I spent nearly a week in Mount Shasta last week hosting an intimate women’s retreat and while this was an absolutely incredible time with and for others; it was an even more critical point in my own remembering and awakening journey. You see as a Mother, Wife and active participant in our society I sometimes feel as though I am walking a tight wire between this physical realm and the far more expansive and frankly exciting inner realms. As I explore more and more within I am opened to so much more than I could ever comprehend if I had stayed small and simply journeyed this life without diving deeper into my own Soul’s Calling.
This is I believe one of the more challenging aspects of the Spiritual Journey at least for those of us who have deep and meaningful connections with others that are not choosing this spiritual path for their lives. I used to think that it would all be so much easier if I had a husband who was a dedicated yogi with me and we simply dropped out of society and chose to do something radically different from the norm. I used to believe all sorts of things though.
What I have come to understand fully is that we are exactly where we are meant to be, with exactly who we are meant to be with. My husband, my children, my family and this wacky society helps to keep me grounded in this world. It all is working in Divine Order to keep me HERE. If it weren’t for these people who knows where I would be floating off to.
It is the world that we came to experience after all. I know for myself I came to experience it ALL. The profoundly beautiful and the profoundly difficult. I have come to understand for myself that this journey in society and as a wife, a mother, a daughter, a sister, a friend is serving me in ways that I could never receive in any other journey of life.
I have received many messages and visions where a bridge is present since I was in my mid-30’s and I thought I had understood what I was being shown, however it has become far more clear recently and while I was in Mount Shasta that this vision of the bridge became a mission for me.

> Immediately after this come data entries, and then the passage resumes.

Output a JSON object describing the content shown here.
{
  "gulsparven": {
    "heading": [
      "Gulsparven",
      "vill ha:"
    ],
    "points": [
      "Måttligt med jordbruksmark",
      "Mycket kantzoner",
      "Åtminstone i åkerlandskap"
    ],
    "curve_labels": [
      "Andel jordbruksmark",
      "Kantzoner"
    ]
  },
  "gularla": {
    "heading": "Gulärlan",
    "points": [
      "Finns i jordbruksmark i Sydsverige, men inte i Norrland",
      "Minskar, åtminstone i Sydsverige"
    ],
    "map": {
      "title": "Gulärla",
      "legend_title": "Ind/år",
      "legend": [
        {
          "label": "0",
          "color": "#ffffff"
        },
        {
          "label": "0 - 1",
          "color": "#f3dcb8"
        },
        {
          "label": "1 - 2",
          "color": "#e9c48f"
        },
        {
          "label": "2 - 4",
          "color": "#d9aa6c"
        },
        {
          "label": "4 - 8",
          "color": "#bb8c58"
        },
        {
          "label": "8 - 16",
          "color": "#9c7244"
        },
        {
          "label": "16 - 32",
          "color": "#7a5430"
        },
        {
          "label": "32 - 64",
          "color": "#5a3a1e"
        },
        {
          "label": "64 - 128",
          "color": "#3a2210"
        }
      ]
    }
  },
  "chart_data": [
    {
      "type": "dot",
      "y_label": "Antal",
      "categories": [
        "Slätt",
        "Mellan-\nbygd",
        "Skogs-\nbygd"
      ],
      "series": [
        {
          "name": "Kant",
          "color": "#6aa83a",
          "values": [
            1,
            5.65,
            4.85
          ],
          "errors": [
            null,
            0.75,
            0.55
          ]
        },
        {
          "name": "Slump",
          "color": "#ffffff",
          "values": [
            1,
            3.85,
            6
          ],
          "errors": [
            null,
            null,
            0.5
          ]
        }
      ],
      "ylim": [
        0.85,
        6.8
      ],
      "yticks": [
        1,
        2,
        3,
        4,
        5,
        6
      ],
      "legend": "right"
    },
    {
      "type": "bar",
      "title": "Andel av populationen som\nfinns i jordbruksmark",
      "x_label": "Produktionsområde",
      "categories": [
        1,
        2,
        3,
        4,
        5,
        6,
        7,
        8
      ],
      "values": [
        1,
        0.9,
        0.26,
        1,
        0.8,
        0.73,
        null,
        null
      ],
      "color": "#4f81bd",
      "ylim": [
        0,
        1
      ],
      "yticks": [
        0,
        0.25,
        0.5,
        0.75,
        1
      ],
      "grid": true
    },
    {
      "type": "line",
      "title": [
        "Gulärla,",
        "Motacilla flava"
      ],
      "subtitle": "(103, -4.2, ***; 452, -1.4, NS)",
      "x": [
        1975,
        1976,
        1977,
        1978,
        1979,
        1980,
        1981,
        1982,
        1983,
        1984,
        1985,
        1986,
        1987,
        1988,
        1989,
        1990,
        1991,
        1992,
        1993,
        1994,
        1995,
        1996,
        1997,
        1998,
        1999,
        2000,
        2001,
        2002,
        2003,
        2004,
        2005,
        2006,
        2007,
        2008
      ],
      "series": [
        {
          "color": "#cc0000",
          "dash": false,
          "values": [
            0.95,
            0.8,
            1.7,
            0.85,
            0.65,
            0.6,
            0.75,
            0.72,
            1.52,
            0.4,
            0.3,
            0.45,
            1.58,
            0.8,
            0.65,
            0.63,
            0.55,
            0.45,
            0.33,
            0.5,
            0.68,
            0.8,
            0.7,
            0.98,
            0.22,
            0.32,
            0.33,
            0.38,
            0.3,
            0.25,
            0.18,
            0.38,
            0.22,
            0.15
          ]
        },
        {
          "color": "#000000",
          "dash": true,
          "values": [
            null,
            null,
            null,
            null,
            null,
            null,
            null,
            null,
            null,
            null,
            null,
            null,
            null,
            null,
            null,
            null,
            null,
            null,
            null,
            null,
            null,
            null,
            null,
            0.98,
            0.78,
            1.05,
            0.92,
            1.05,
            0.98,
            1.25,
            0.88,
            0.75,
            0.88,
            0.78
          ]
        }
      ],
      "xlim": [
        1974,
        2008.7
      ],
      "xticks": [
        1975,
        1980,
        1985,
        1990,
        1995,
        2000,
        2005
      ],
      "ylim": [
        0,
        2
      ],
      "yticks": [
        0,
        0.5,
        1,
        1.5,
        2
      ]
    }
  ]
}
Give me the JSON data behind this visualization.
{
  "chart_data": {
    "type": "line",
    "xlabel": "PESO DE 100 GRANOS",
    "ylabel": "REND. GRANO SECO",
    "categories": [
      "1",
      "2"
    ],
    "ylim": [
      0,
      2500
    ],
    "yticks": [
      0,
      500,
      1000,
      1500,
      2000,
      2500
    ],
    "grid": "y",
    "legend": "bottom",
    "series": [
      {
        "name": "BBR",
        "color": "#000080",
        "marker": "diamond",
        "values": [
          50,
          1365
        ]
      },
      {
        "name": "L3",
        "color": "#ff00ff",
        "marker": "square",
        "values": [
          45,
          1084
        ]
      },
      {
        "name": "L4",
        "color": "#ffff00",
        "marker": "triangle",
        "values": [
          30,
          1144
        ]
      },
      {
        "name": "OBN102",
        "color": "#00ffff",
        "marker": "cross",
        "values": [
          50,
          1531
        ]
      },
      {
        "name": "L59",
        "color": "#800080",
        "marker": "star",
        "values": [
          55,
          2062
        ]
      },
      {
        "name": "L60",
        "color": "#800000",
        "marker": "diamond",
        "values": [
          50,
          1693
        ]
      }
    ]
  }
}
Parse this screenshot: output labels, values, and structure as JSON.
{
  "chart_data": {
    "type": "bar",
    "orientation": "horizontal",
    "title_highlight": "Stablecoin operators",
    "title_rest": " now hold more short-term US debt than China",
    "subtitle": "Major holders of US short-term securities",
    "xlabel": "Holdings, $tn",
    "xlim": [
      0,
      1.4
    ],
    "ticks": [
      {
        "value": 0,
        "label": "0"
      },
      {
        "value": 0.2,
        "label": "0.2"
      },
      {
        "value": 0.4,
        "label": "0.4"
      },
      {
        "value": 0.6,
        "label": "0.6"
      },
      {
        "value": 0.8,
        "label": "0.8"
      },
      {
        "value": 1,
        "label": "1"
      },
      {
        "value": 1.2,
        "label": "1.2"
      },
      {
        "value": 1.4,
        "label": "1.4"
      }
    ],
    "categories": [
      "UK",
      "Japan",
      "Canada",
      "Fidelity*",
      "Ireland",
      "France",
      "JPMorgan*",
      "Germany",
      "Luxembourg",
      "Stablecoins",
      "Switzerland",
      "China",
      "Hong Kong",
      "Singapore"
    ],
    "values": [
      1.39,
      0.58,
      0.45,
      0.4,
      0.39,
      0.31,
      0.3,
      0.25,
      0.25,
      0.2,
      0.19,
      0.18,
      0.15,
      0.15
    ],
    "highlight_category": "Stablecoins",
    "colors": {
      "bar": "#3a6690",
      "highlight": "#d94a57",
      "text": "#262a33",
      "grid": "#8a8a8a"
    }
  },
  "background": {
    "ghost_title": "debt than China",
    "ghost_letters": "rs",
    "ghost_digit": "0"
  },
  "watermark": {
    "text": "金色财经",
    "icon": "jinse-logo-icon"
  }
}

I am being shown how to walk this Spiritual Path expanding, exploring, remembering and awakening WHILE I spend weekends at sports tournaments, WHILE I develop relationships with others that do not at all know the real work I do, WHILE occasionally attending Catholic Church service in support of my beloved husband who finds peace and solace in this way of worship, WHILE continuing to support and guide my nearly grown children and WHILE owning and operating a small business.
I now know this to be the bridge. Living in this world but not of this world. Waking each day and knowing that every bit of this chosen life is here to serve ME just as every bit of your chosen life is there to serve YOU.
As I stepped back into this grounded life after such an absolutely incredible time spent exploring with Spirit in Mount Shasta, I have found myself on shaky ground. After having had such incredible clarity, wisdom and guidance showered upon me I have such a clear and profound understanding of this bridge we must stand on between who we REALLY are and this LIFE that we have chosen to experience.
As I searched my own heart this morning knowing that I was meant to share, I had this sense of wanting to share something esoteric and beautiful for you, however I was guided to share from the heart which is sometimes not so beautiful, clear and perfect. It is sometimes filled with feelings that may seem confusing and conflicting and this journey that we are all on together is a JOURNEY. There is no destination. It is a day by day; moment by moment experience and I decided a long time ago that I was here to be real and authentic in ways that made me very uncomfortable so that I could grow and shine a light for others to simply BE in whatever ways they need to be.
I am exploring some really incredible things with Spirit now and frankly I don’t fully understand all of it as these portals of love and light open within me. As you know though I am a YES with and for God and for humanity. I am called to share from a wide opened and humble heart with the loving guidance and support from the Ascended Masters, the Angels & the Archangels and my own Highest Spirit and Divine Presence.
Even as I stand on the firmest of ground feeling the power of the Earth’s Energy coupled with the power of the Mother/Father God Creation and knowing without a doubt who I AM…who we ALL ARE; there is a human part that still struggles at times. The beauty of The Work and the undying commitment to my own practice is that this struggle is now minuscule and simply holds no weight for me anymore. I can assure you it is worth the difficult journey that is the Spiritual Path.
One thing that I know to be true without a shred of doubt is this; All is Well & EVERYTHING is happening for your highest good. This knowing will carry you through absolutely anything that this life has to offer.